A company is planning to migrate on-premises Apache Hadoop clusters to Amazon EMR. The company also needs to migrate a data catalog into a persistent storage solution. The company currently stores the data catalog in an on-premises Apache Hive metastore on the Hadoop clusters. The company requires a serverless solution to migrate the data catalog. Which solution will meet these requirements MOST cost-effectively?

Choices

  • A: Use AWS Database Migration Service (AWS DMS) to migrate the Hive metastore into Amazon S3. Configure AWS Glue Data Catalog to scan Amazon S3 to produce the data catalog.
  • B: Configure a Hive metastore in Amazon EMR. Migrate the existing on-premises Hive metastore into Amazon EMR. Use AWS Glue Data Catalog to store the company’s data catalog as an external data catalog.
  • C: Configure an external Hive metastore in Amazon EMR. Migrate the existing on-premises Hive metastore into Amazon EMR. Use Amazon Aurora MySQL to store the company’s data catalog.
  • D: Configure a new Hive metastore in Amazon EMR. Migrate the existing on-premises Hive metastore into Amazon EMR. Use the new metastore as the company’s data catalog.
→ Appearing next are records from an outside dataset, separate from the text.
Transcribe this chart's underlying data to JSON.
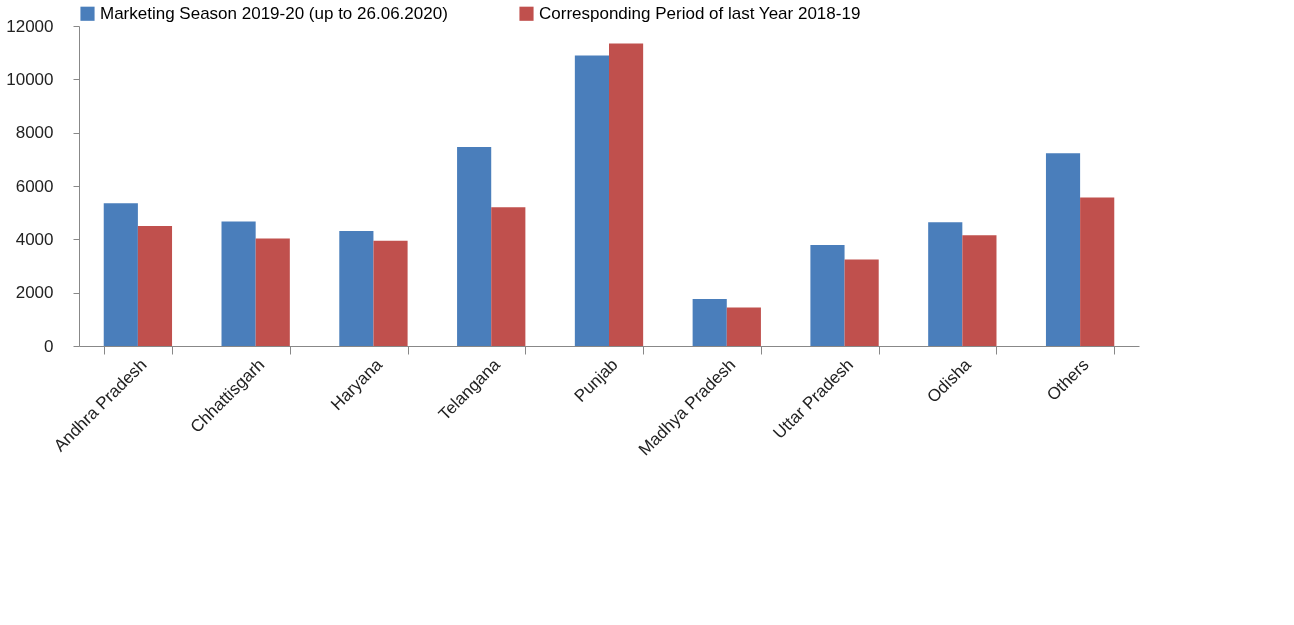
{
  "chart_data": {
    "type": "bar",
    "categories": [
      "Andhra Pradesh",
      "Chhattisgarh",
      "Haryana",
      "Telangana",
      "Punjab",
      "Madhya Pradesh",
      "Uttar Pradesh",
      "Odisha",
      "Others"
    ],
    "series": [
      {
        "name": "Marketing Season 2019-20 (up to 26.06.2020)",
        "color": "#4a7ebb",
        "values": [
          5350,
          4670,
          4310,
          7460,
          10890,
          1760,
          3790,
          4640,
          7230
        ]
      },
      {
        "name": "Corresponding Period of last Year 2018-19",
        "color": "#c0504d",
        "values": [
          4500,
          4030,
          3950,
          5200,
          11340,
          1440,
          3240,
          4150,
          5570
        ]
      }
    ],
    "ylim": [
      0,
      12000
    ],
    "yticks": [
      0,
      2000,
      4000,
      6000,
      8000,
      10000,
      12000
    ],
    "grid": false,
    "legend": "top"
  }
}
Question v2gTHTPupqiov1tlO8FR

Question

A company uses an Amazon Redshift provisioned cluster as its database. The Redshift cluster has five reserved ra3.4xlarge nodes and uses key distribution. A data engineer notices that one of the nodes frequently has a CPU load over 90%. SQL Queries that run on the node are queued. The other four nodes usually have a CPU load under 15% during daily operations. The data engineer wants to maintain the current number of compute nodes. The data engineer also wants to balance the load more evenly across all five compute nodes. Which solution will meet these requirements?

Choices

  • A: Change the sort key to be the data column that is most often used in a WHERE clause of the SQL SELECT statement.
  • B: Change the distribution key to the table column that has the largest dimension.
  • C: Upgrade the reserved node from ra3.4xlarge to ra3.16xlarge.
  • D: Change the primary key to be the data column that is most often used in a WHERE clause of the SQL SELECT statement.
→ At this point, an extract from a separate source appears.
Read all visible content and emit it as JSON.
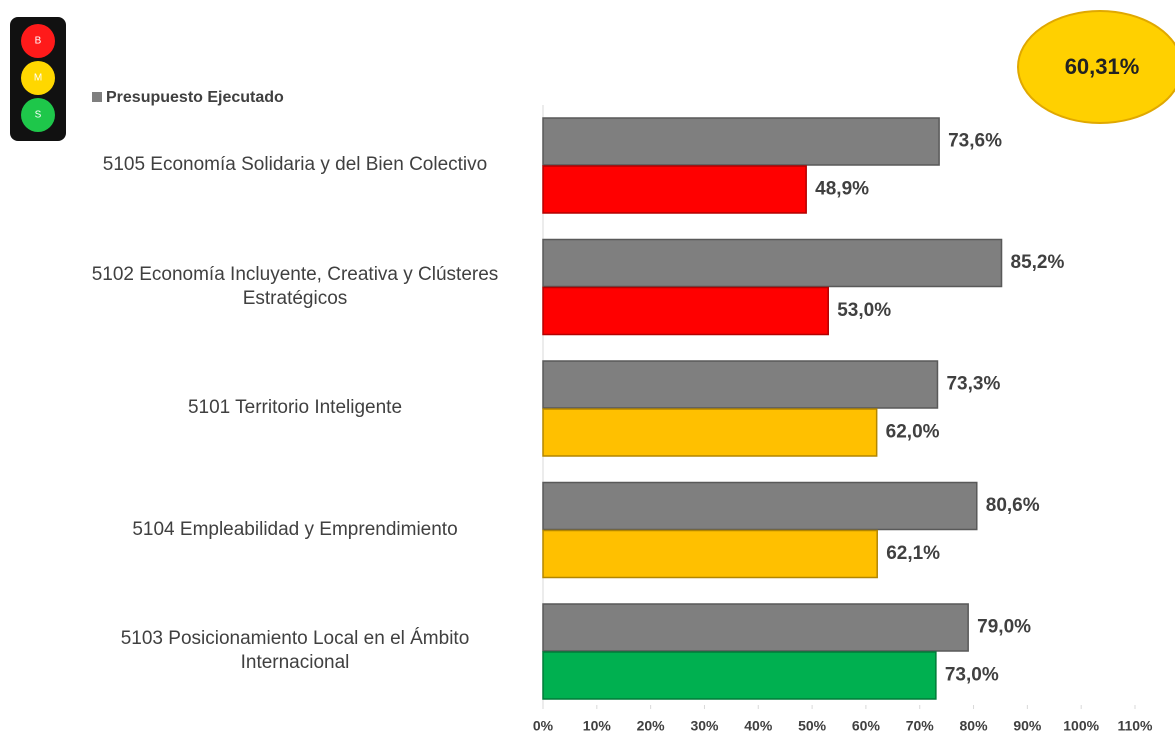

Question 3XaG6pEqqVrKGQC61bLP

Question

A security company stores IoT data that is in JSON format in an Amazon S3 bucket. The data structure can change when the company upgrades the IoT devices. The company wants to create a data catalog that includes the IoT data. The company’s analytics department will use the data catalog to index the data. Which solution will meet these requirements MOST cost-effectively?

Choices

  • A: Create an AWS Glue Data Catalog. Configure an AWS Glue Schema Registry. Create a new AWS Glue workload to orchestrate the ingestion of the data that the analytics department will use into Amazon Redshift Serverless.
  • B: Create an Amazon Redshift provisioned cluster. Create an Amazon Redshift Spectrum database for the analytics department to explore the data that is in Amazon S3. Create Redshift stored procedures to load the data into Amazon Redshift.
  • C: Create an Amazon Athena workgroup. Explore the data that is in Amazon S3 by using Apache Spark through Athena. Provide the Athena workgroup schema and tables to the analytics department.
  • D: Create an AWS Glue Data Catalog. Configure an AWS Glue Schema Registry. Create AWS Lambda user defined functions (UDFs) by using the Amazon Redshift Data API. Create an AWS Step Functions job to orchestrate the ingestion of the data that the analytics department will use into Amazon Redshift Serverless.